Answer from Aron Crimeni: My son was the most amazing kid. He was caring, he just wanted to make people laugh all the time, that's all he wanted to do.
He had ADHD and he had high anxiety at times. I know he went through some embarrassing times in his class and I know he got teased a little, but for him, instead of being that one that would go and hide away and not want to be around people, it was the opposite.
It drove him to be a better friend to people, it drove him to go try harder to make friends. That's all he wanted.
Question: RCMP have said that he died of an apparent overdose, the autopsy results have not come out yet. To your knowledge was your son experimenting with drugs and did peer pressure, even bullying come into play?
Answer: Oh, absolutely. As far as him being into drugs, no. I suspect he smoked weed, I know all 14-year-olds have at this point. I remember when I was 14, I know there was very little my parents could have told me to stop me from experimenting on that but he asked me very frequently, on a regular basis, about stronger drugs and about what they were and we talked to him consistently about the dangers of these other drugs and not to take them.
He swore to us that he wouldn't. He was curious about them, and I do believe if he was peer pressured into them he might try it to fit in. But he didn't know what he was taking.
Editor's note: Aron clarified that he believes other teens may have given his son the drugs. He said he doesn't know what happened that day, and that it's possible Carson was given something without knowing what it was or how much he was taking.
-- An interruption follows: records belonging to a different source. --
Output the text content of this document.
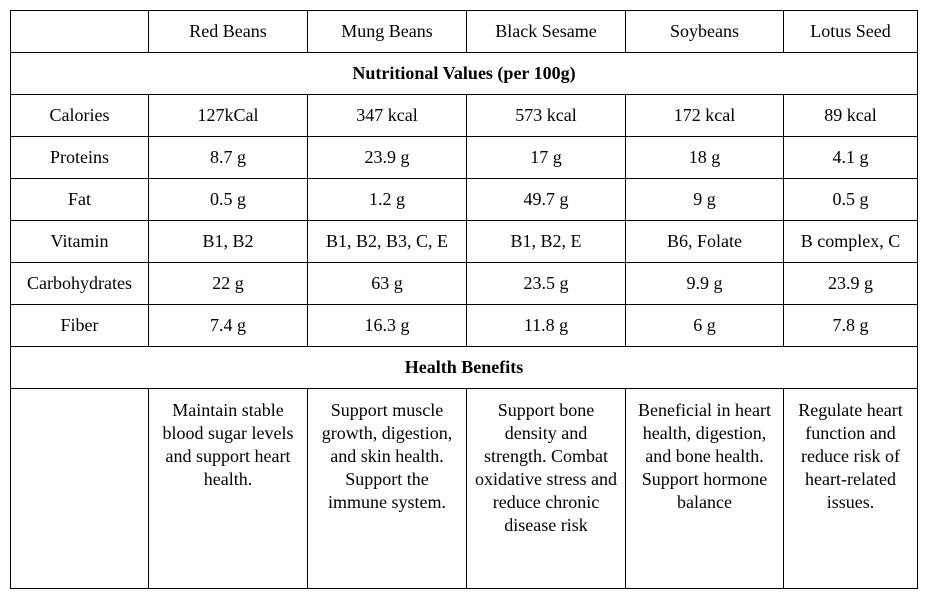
	Red Beans	Mung Beans	Black Sesame	Soybeans	Lotus Seed
Nutritional Values (per 100g)					
Calories	127kCal	347 kcal	573 kcal	172 kcal	89 kcal
Proteins	8.7 g	23.9 g	17 g	18 g	4.1 g
Fat	0.5 g	1.2 g	49.7 g	9 g	0.5 g
Vitamin	B1, B2	B1, B2, B3, C, E	B1, B2, E	B6, Folate	B complex, C
Carbohydrates	22 g	63 g	23.5 g	9.9 g	23.9 g
Fiber	7.4 g	16.3 g	11.8 g	6 g	7.8 g
Health Benefits					
	Maintain stable blood sugar levels and support heart health.	Support muscle growth, digestion, and skin health. Support the immune system.	Support bone density and strength. Combat oxidative stress and reduce chronic disease risk	Beneficial in heart health, digestion, and bone health. Support hormone balance	Regulate heart function and reduce risk of heart-related issues.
Question: What's your message to the kids who may have been at the park? How come no one has come forward, or has anyone given you any indication of what happened?
Answer: There's been a lot of people that have called in, a lot of people that have reached out. I want to thank everyone that has. For the people that were there, the people that saw him being given the drugs, people that were standing there and know who and how much and what was given, are an eyewitness, we do need more of them to call in.
Please know if anybody out there has seen what he was given, this is a decision you're going to live with for the rest of your life. It's the time where you either did the right thing or you didn't and you'll be remembered for that and you'll remember it yourself for the rest of your life.
So I just encourage you to please do the right thing and phone.
Question: We've been hearing about something called bystander syndrome, where people stand around and take video and don't do anything. What do you have to say about that?
Answer: It's really hard for me to wrap my head around. People and children just need to understand that if you're seeing somebody being hurt, being bullied and they're in danger, that it's OK to call for help. Don't be afraid of your repercussions.
Question: What do you want people to take away from this tragedy?
Answer: Talking to your children about drugs isn't enough. You can't just lock your child away and keep them safe that way. Sometimes you do have to depend on the other people out there and other people's children. I think people need to be aware that if they see somebody that needs help to call for help.
When it comes to bullying, something that starts off as teasing and name-calling can very quickly accelerate into something dangerous. And in this case, it did.
If you see bullying, if you see somebody in danger, you don't have to put yourself in a dangerous situation, but you can always talk to somebody. You can always call somebody; 911's always there. In this particular case it was a few hundred feet from the front door of an athletic centre full of adults.